Au jardin en janvier 2020

La météo : octobre, novembre et décembre ont clôturé en douceur l’année 2019, par des pluies régulières et abondantes en cumul. Et 2019 a battu à nouveau les records de chaleur et de sècheresse. L’objectif de limiter le réchauffement climatique en 2030 à + 1°5, paraît bien difficile à respecter !!! La 1ère quinzaine de janvier s’annonce douce et humide, le froid est plutôt attendu en fin de mois.

Les outils de jardinage à moteur : tondeuse, débroussailleuse, motobineuse, motoculteur, taillehaie,… doivent pouvoir démarrer facilement et en toute sécurité dans les prochaines semaines.

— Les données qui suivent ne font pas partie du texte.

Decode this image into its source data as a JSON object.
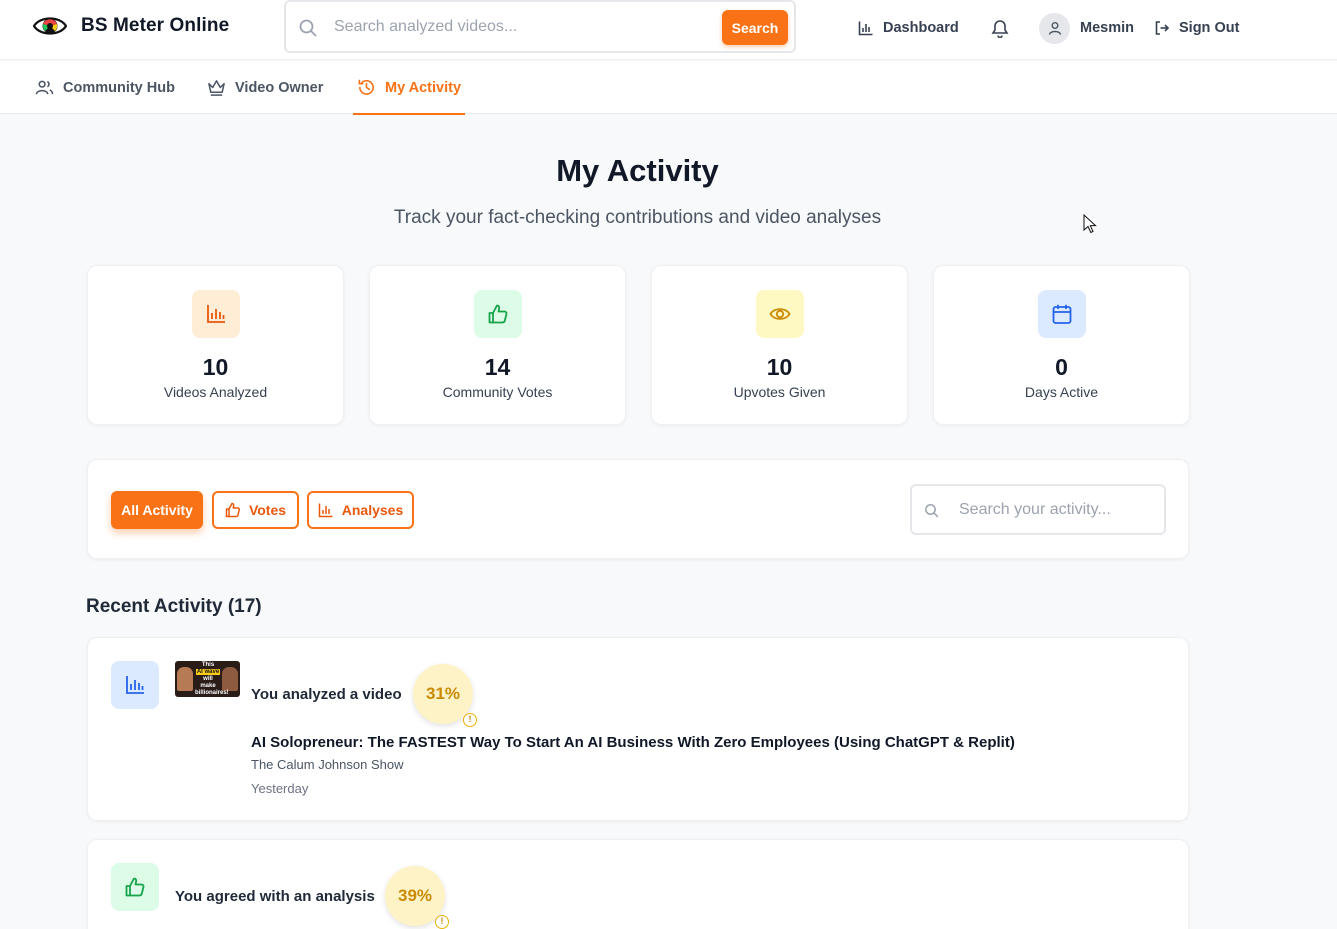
{
  "header": {
    "brand": "BS Meter Online",
    "search_placeholder": "Search analyzed videos...",
    "search_button": "Search",
    "dashboard": "Dashboard",
    "user_name": "Mesmin",
    "sign_out": "Sign Out"
  },
  "tabs": [
    {
      "label": "Community Hub",
      "icon": "users-icon"
    },
    {
      "label": "Video Owner",
      "icon": "crown-icon"
    },
    {
      "label": "My Activity",
      "icon": "history-icon",
      "active": true
    }
  ],
  "page": {
    "title": "My Activity",
    "subtitle": "Track your fact-checking contributions and video analyses"
  },
  "stats": [
    {
      "value": "10",
      "label": "Videos Analyzed",
      "icon": "bar-chart-icon",
      "color": "#ea580c",
      "bg": "#ffedd5"
    },
    {
      "value": "14",
      "label": "Community Votes",
      "icon": "thumbs-up-icon",
      "color": "#16a34a",
      "bg": "#dcfce7"
    },
    {
      "value": "10",
      "label": "Upvotes Given",
      "icon": "eye-icon",
      "color": "#ca8a04",
      "bg": "#fef9c3"
    },
    {
      "value": "0",
      "label": "Days Active",
      "icon": "calendar-icon",
      "color": "#2563eb",
      "bg": "#dbeafe"
    }
  ],
  "filters": {
    "all": "All Activity",
    "votes": "Votes",
    "analyses": "Analyses",
    "search_placeholder": "Search your activity..."
  },
  "recent": {
    "title": "Recent Activity (17)"
  },
  "activities": [
    {
      "text": "You analyzed a video",
      "score": "31%",
      "icon": "bar-chart-icon",
      "thumbnail_caption": [
        "This",
        "AI wave",
        "will make",
        "billionaires!"
      ],
      "video_title": "AI Solopreneur: The FASTEST Way To Start An AI Business With Zero Employees (Using ChatGPT & Replit)",
      "channel": "The Calum Johnson Show",
      "time": "Yesterday"
    },
    {
      "text": "You agreed with an analysis",
      "score": "39%",
      "icon": "thumbs-up-icon"
    }
  ],
  "colors": {
    "accent": "#f97316",
    "score_bg": "#fef3c7",
    "score_text": "#ca8a04"
  }
}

Profiter de l’hiver pour faire l’entretien du matériel ou le confier à un professionnel : moteur, lames, couteaux, fraises.

Les outils à main : vérifier les manches et les remplacer si besoin. Passer une huile de lin sur le bois des manches pour les protéger. Aiguiser les tranchants des fers avec une lime à métaux. Huiler les fers pour les protéger de la rouille : l’huile de vidange convient tout à fait pour cela. Et ranger tous les outils à l’abri.

La lune : sera pleine le 10. Par rapport à la ligne d’horizon, elle est montante jusqu’au 9, descendante jusqu’au 22 (favorable pour l’ail à planter) puis montante à nouveau, jusqu’au 6 février.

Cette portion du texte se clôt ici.